I am trying to interpret the component graphs from my Trinity run. I rendered a couple of graphs of the components (using c*.graph.out files) from a Trinity assembly and noticed that some components had a structure where the root node (-1 node) is in the middle of a "linear" sequence of nodes.

I uploaded my ipython notebook here with 3 of the graphs I rendered: http://nbviewer.ipython.org/github/damiankao/trinity-visualization/blob/master/trinity_vis.ipynb

The first component (c445) looks normal to me, with a root node (in red) that connects to one linear sequence and eventually splitting into two branches followed by a merge that could possibly indicate isoforms.

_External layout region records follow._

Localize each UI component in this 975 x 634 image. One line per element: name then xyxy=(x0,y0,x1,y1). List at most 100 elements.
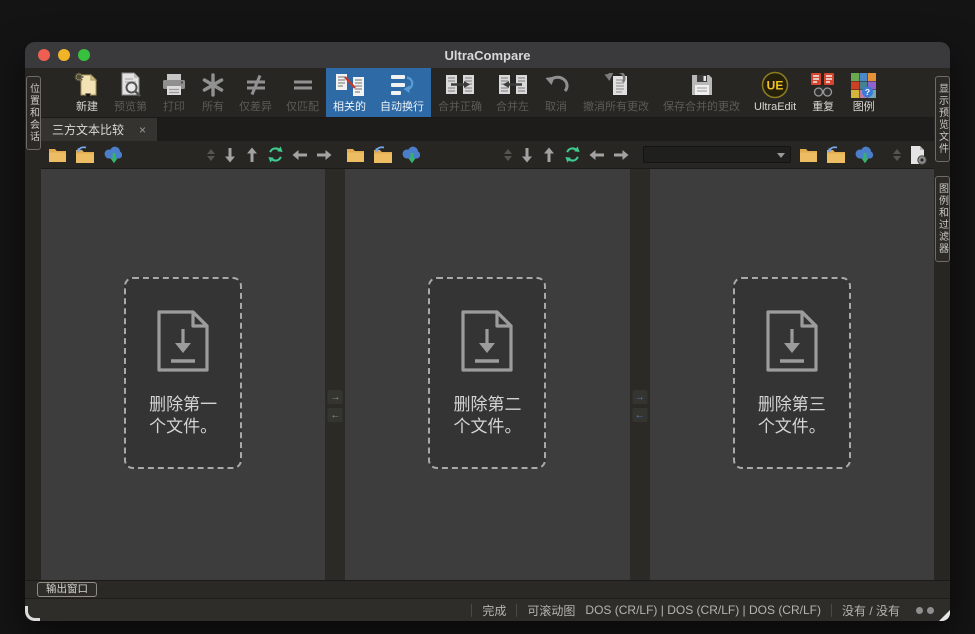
related-docs-icon xyxy=(335,71,365,99)
cloud-download-icon[interactable] xyxy=(854,145,876,164)
arrow-left-icon[interactable] xyxy=(589,148,605,162)
drop-zone-text: 删除第一 个文件。 xyxy=(149,394,217,438)
legend-grid-icon: ? xyxy=(850,71,877,99)
printer-icon xyxy=(161,71,187,99)
cloud-download-icon[interactable] xyxy=(103,145,125,164)
toolbar-label: 预览第 xyxy=(114,101,147,113)
statusbar: 完成 可滚动图 DOS (CR/LF) | DOS (CR/LF) | DOS … xyxy=(25,598,950,621)
output-window-tab[interactable]: 输出窗口 xyxy=(37,582,97,597)
duplicates-button[interactable]: 重复 xyxy=(803,68,843,117)
arrow-up-icon[interactable] xyxy=(542,147,556,163)
file-download-icon xyxy=(154,308,212,379)
compare-pane-1[interactable]: 删除第一 个文件。 xyxy=(41,169,325,580)
statusbar-separator xyxy=(831,604,832,617)
line-endings-label: DOS (CR/LF) | DOS (CR/LF) | DOS (CR/LF) xyxy=(585,603,821,617)
undo-button[interactable]: 取消 xyxy=(536,68,576,117)
file-drop-zone-2[interactable]: 删除第二 个文件。 xyxy=(428,277,546,469)
file-drop-zone-1[interactable]: 删除第一 个文件。 xyxy=(124,277,242,469)
undo-all-changes-button[interactable]: 撤消所有更改 xyxy=(576,68,656,117)
preview-button[interactable]: 预览第 xyxy=(107,68,154,117)
compare-pane-2[interactable]: 删除第二 个文件。 xyxy=(345,169,629,580)
cloud-download-icon[interactable] xyxy=(401,145,423,164)
file-download-icon xyxy=(458,308,516,379)
undo-arrow-icon xyxy=(543,71,569,99)
arrow-left-icon[interactable] xyxy=(292,148,308,162)
undo-all-icon xyxy=(602,71,630,99)
merge-right-button[interactable]: 合并正确 xyxy=(431,68,489,117)
not-equal-icon xyxy=(243,71,269,99)
toolbar-label: 图例 xyxy=(853,101,875,113)
updown-spinner[interactable] xyxy=(207,149,215,161)
merge-left-button[interactable]: 合并左 xyxy=(489,68,536,117)
compare-area: 删除第一 个文件。 → ← xyxy=(41,169,934,580)
new-session-button[interactable]: 新建 xyxy=(67,68,107,117)
pane-splitter-1[interactable]: → ← xyxy=(325,169,345,580)
recent-folder-icon[interactable] xyxy=(75,146,95,163)
statusbar-separator xyxy=(471,604,472,617)
open-folder-icon[interactable] xyxy=(799,147,818,162)
drop-zone-text: 删除第二 个文件。 xyxy=(453,394,521,438)
sidebar-tab-preview-file[interactable]: 显示预览文件 xyxy=(935,76,950,162)
resize-grip[interactable] xyxy=(939,610,950,621)
equal-icon xyxy=(290,71,316,99)
pane-splitter-2[interactable]: → ← xyxy=(630,169,650,580)
print-button[interactable]: 打印 xyxy=(154,68,194,117)
ultraedit-button[interactable]: UE UltraEdit xyxy=(747,68,803,117)
compare-pane-3[interactable]: 删除第三 个文件。 xyxy=(650,169,934,580)
window-title: UltraCompare xyxy=(25,42,950,68)
open-folder-icon[interactable] xyxy=(346,147,365,162)
updown-spinner[interactable] xyxy=(504,149,512,161)
word-wrap-icon xyxy=(389,71,415,99)
sidebar-tab-sessions[interactable]: 位置和会话 xyxy=(26,76,41,150)
word-wrap-button[interactable]: 自动换行 xyxy=(373,68,431,117)
new-file-icon xyxy=(74,71,100,99)
related-lines-button[interactable]: 相关的 xyxy=(326,68,373,117)
show-all-button[interactable]: 所有 xyxy=(194,68,232,117)
refresh-icon[interactable] xyxy=(267,146,284,163)
merge-left-icon xyxy=(498,71,528,99)
file-drop-zone-3[interactable]: 删除第三 个文件。 xyxy=(733,277,851,469)
arrow-down-icon[interactable] xyxy=(223,147,237,163)
left-sidebar-strip: 位置和会话 xyxy=(25,68,41,580)
diff-only-button[interactable]: 仅差异 xyxy=(232,68,279,117)
arrow-down-icon[interactable] xyxy=(520,147,534,163)
toolbar-label: 合并左 xyxy=(496,101,529,113)
pane3-path-section xyxy=(636,141,934,168)
drop-zone-text: 删除第三 个文件。 xyxy=(758,394,826,438)
status-done-label: 完成 xyxy=(482,602,506,619)
pane1-path-section xyxy=(41,141,339,168)
pane2-path-section xyxy=(339,141,637,168)
close-tab-icon[interactable]: × xyxy=(139,123,146,137)
legend-button[interactable]: ? 图例 xyxy=(843,68,884,117)
file-download-icon xyxy=(763,308,821,379)
session-tab-three-way-compare[interactable]: 三方文本比较 × xyxy=(41,118,157,141)
match-only-button[interactable]: 仅匹配 xyxy=(279,68,326,117)
merge-right-jump-button[interactable]: → xyxy=(328,390,343,404)
ultracompare-window: UltraCompare 位置和会话 xyxy=(25,42,950,621)
print-preview-icon xyxy=(119,71,143,99)
arrow-up-icon[interactable] xyxy=(245,147,259,163)
save-merged-changes-button[interactable]: 保存合并的更改 xyxy=(656,68,747,117)
sidebar-tab-legend-filters[interactable]: 图例和过滤器 xyxy=(935,176,950,262)
merge-left-jump-button[interactable]: ← xyxy=(328,408,343,422)
refresh-icon[interactable] xyxy=(564,146,581,163)
open-folder-icon[interactable] xyxy=(48,147,67,162)
session-tabbar: 三方文本比较 × xyxy=(41,118,934,141)
file-path-combobox[interactable] xyxy=(643,146,791,163)
recent-folder-icon[interactable] xyxy=(826,146,846,163)
arrow-right-icon[interactable] xyxy=(316,148,332,162)
toolbar-label: 所有 xyxy=(202,101,224,113)
toolbar-label: 新建 xyxy=(76,101,98,113)
toolbar-label: 仅差异 xyxy=(239,101,272,113)
output-panel-bar: 输出窗口 xyxy=(25,580,950,598)
save-floppy-icon xyxy=(690,71,714,99)
toolbar-label: 仅匹配 xyxy=(286,101,319,113)
updown-spinner[interactable] xyxy=(893,149,901,161)
titlebar[interactable]: UltraCompare xyxy=(25,42,950,68)
recent-folder-icon[interactable] xyxy=(373,146,393,163)
ultraedit-logo-icon: UE xyxy=(761,71,789,99)
merge-right-jump-button[interactable]: → xyxy=(632,390,647,404)
document-settings-icon[interactable] xyxy=(909,145,927,165)
arrow-right-icon[interactable] xyxy=(613,148,629,162)
merge-left-jump-button[interactable]: ← xyxy=(632,408,647,422)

But the second and third component graphs showed the root node in the middle of a "linear" region. Furthermore, for the second component graph, the probable paths were the two "arms" of the root node.

There are no shared k-1-mers between the nodes on either side of the root node in the second and third component. How does the bundling of contigs work in this case? Is it putting these contigs together based on pair-end reads? And what exactly is the -1 root node?

I just got a response from the Trinity mailing list via Brian Hass:

The -1 is the root node for the de Bruijn graph. A way you can end up with multiple 'arms' in the graph like that is if there are multiple inchworm contigs that are clustered together based on paired-read links (from the bowtie alignment step). This way, they end up having the same 'component' number in the accession string (ie. (c\d+) of the c\d+_g\d+_i\d+ accession naming format. This often happens when transcripts for a given gene are fragmented.